Assessing Thomas Piketty’s “Capital in the Twenty-First Century”

By Dr. Mark Hendrickson

Editor’s Note:  This article first appeared at  

As Published at The Center for Vision and Values

Dr. Hendrickson will appear with Glen Meakem this coming weekend to talk about his new book, Problems with Piketty: The Flaws and Fallacies in “Capital in the Twenty-First Century.”

French economist Thomas Piketty’s Capital in the Twenty-First Century was the most talked about treatise on political economy in 2014, if not the 21st century. To those of us who understand and respect the superior productivity and fairness of free markets, the errors throughout Piketty’s Capital were so numerous and obvious that the book was easy to dismiss as warmed-over leftism, hardly worthy of being addressed and refuted. The history of economics teaches us, however, that it can be a costly mistake to ignore a popular book however flawed and wrong-headed.

When John Maynard Keynes published The General Theory of Employment, Interest and Money in the winter of 1935-36, its fundamental errors were so glaring to the Austrian economist Friedrich Hayek that Hayek figured the book would quickly slip into oblivion. Wrong! By the time Henry Hazlitt wrote the first systematic dissection and demolition of The General Theory in 1959 (The Failure of “the New Economics”) Keynes’ macroeconomic errors had become the orthodoxy.

With the Keynes/Hazlitt precedent in mind, I decided to give Piketty’s book a thorough going over. The result, published in November by the Center for Vision and Values at Grove City College, is a concise book (slightly under 100 pages) entitled, Problems with Piketty: The Flaws and Fallacies in “Capital in the Twenty-First Century.”

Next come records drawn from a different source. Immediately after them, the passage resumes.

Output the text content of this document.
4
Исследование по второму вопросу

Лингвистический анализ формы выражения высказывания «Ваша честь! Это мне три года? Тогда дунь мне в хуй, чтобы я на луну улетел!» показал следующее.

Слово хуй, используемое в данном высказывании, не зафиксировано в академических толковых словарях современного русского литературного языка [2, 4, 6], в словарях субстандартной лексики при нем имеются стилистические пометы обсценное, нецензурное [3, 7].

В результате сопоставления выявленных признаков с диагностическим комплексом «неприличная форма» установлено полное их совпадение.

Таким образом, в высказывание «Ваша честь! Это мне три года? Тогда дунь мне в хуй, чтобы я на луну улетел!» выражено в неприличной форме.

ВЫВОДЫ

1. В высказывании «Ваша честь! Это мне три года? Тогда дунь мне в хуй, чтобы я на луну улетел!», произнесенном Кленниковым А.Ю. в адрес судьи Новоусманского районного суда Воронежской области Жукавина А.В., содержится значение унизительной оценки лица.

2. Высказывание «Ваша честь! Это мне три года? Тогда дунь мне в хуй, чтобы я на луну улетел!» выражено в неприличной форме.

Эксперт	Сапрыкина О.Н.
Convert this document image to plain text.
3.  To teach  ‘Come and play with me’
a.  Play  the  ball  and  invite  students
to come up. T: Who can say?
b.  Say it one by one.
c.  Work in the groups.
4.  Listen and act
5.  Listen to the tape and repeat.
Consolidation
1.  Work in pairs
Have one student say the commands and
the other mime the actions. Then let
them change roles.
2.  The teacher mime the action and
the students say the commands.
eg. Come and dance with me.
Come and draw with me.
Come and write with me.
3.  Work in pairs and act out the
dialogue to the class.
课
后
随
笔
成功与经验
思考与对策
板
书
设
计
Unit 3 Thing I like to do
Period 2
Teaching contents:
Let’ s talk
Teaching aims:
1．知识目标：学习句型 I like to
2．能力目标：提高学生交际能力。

Here are some of the main points:

  • Piketty shows a startling ignorance of what capitalism is. Ignoring the essence of capitalism—private property, voluntary exchange, and open, competitive markets—he attempts to redefine it in terms of a simple accounting formula involving capital’s share of national income.
  • In one of several sweeping unfounded assertions, Piketty claims that there is an “unsustainable” gap between the rich and the non-rich, and that if government doesn’t aggressively shrink this gap, a dire but unspecified societal calamity will ensue. Piketty never explains the “what,” “how,” and “why” of such a calamity, but simply asserts that this vague, mystical bogeyman lurks nearby.
  • Piketty published copious data allegedly proving that wealth is becoming more unequally distributed. Although numerous competent economists have demolished his data, Piketty nevertheless scored a victory. He moved the focus of attention to statistical measures of the distribution of wealth, when instead the crucial question for the economic wellbeing of society is: How are fortunes being earned? Are they being earned fairly and beneficially by providing valuable goods and services to others in a free, competitive marketplace—or unfairly—that is, through the age-old corrupt process of those with political power rigging the system and picking economic winners and losers (e.g., feudalism, mercantilism, socialism, cronyism)? When freed from political control, capital—the key ingredient of wealth creation—is not the social scourge conjured up by Piketty, but a great social benefactor.
  • His blind spots are equally glaring: He gives short shrift to pro-growth policies; he doesn’t draw the obvious connection between high government spending and high public debts; and for a book ostensibly about “capital,” the author says virtually nothing about the economic function of capital or how capital increases.